Revue de presse du 7 février 2019

Les informations concernant les déplacements du Président Andry Rajoelina continuent d’accaparer l’actualité. Par ailleurs, les élections législatives prévues sous peu se trouvent au cœur des préoccupations. Les partis politiques se mobilisent en vue de la compétition électorale, tandis que l’inscription dans les listes électorales accuse un résultat négatif dans certaines régions de l’île.

Processus électoral

LES PARTIS POLITIQUES SE PREPARENT POUR LES LEGISLATIVES DU 27 MAI

Une effervescence particulière a gagné les quartiers généraux des partis politiques, après la fixation de la date du 27 mai 2019, date à laquelle se tiendront les prochaines élections législatives, remarque Madagascar-Laza. A titre d’exemple, le parti TGV/MAPAR, gagnant de l’élection présidentielle de 2018, a déjà annoncé sa participation aux prochaines échéances électorales. Du côté du Tiako i Madagasikara, son président national Marc Ravalomanana a confirmé son statut de parti démocrate et concurrent sérieux aux législatives. A noter que le TIM est la deuxième force politique du pays, en étant arrivé en deuxième position, derrière le MAPAR, lors des dernières législatives. La position du parti MTS de Roland Ratsiraka est sans équivoque.

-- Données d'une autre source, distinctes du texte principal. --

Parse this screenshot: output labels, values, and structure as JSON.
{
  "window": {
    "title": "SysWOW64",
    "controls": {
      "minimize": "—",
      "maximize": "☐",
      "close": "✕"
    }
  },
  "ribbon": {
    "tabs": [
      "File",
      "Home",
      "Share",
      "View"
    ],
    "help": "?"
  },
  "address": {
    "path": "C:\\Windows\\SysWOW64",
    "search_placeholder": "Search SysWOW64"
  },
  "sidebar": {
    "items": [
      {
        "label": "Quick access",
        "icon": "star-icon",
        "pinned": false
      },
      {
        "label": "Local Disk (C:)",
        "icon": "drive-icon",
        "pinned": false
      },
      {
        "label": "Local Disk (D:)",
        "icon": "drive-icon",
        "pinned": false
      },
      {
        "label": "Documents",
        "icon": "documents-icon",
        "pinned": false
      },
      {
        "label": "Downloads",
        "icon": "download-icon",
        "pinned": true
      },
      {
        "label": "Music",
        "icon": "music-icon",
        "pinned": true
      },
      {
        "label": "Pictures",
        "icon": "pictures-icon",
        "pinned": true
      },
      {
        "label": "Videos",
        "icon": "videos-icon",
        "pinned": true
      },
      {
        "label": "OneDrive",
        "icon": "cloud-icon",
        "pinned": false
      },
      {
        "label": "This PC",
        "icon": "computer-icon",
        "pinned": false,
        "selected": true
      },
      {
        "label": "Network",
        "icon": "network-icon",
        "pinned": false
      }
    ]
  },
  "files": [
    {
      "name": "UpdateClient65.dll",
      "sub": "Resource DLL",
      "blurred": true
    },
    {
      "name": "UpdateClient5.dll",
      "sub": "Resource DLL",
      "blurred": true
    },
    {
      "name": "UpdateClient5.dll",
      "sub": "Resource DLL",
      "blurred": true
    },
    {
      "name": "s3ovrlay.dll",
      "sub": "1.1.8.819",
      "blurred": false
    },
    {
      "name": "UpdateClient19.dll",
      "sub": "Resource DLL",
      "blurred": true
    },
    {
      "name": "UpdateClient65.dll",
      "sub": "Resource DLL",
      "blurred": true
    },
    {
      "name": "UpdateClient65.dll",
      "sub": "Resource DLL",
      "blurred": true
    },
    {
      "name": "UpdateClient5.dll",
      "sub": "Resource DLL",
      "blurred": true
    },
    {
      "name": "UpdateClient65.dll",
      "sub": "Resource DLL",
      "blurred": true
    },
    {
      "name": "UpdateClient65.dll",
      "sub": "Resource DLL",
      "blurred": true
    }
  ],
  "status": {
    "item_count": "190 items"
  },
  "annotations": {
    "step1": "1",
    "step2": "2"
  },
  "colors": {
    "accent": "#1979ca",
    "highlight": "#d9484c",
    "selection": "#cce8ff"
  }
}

Ce parti participera aux élections législatives du 27 mai prochain, a déclaré son coordonnateur Maso José Michel. Par ailleurs, une tendance vers le regroupement des partis et associations ayant participé aux présidentielles de 2018 s’annonce. 7 membres du Collectif des candidats pourraient former un bloc aux législatives, à savoir José Michel Andrianoelison, Tabera Randriamanantsoa, Fanirisoa Ernaivo, Olivier Mahafaly Solonandrasana, Arlette Ramaroson, Eliana Bezaza et Imbeh Serge Jovial. A part les partis politiques, des associations se préparent également aux législatives. Plusieurs députés sortants ont déclaré être prêts à se présenter en candidat indépendant, conclut le quotidien (p. 3). Le mandat des députés est arrivé à son terme dans la nuit du 5 février dernier, rappelle Midi Madagasikara. Cette législature est appréciée très négativement, voire amèrement par la majorité des citoyens ou l’opinion publique, remarque le quotidien, qui se réfère entre autres à des cas de distribution d’argent à l’Hôtel Paon d’Or Ivato. La plupart de ces députés sont des experts en retournement de vestes et ne pensent qu’à leurs êtres, estime le journal. (p. 19). La Gazette de la Grande Ile dresse également un bilan négatif des députés sortants, en affirmant que certains d’entre eux ont excellé dans l’art de l’escroquerie et de l’abus de confiance, tandis que d’autres ont versé dans les trafics d’êtres humains ou encore de bois précieux. Il faut espérer que les auteurs et complices de ces crimes, qui viennent de perdre leur immunité, répondront enfin de leurs actes et ne présenteront pas leur candidature aux prochaines législatives, tonne le quotidien (p. 5).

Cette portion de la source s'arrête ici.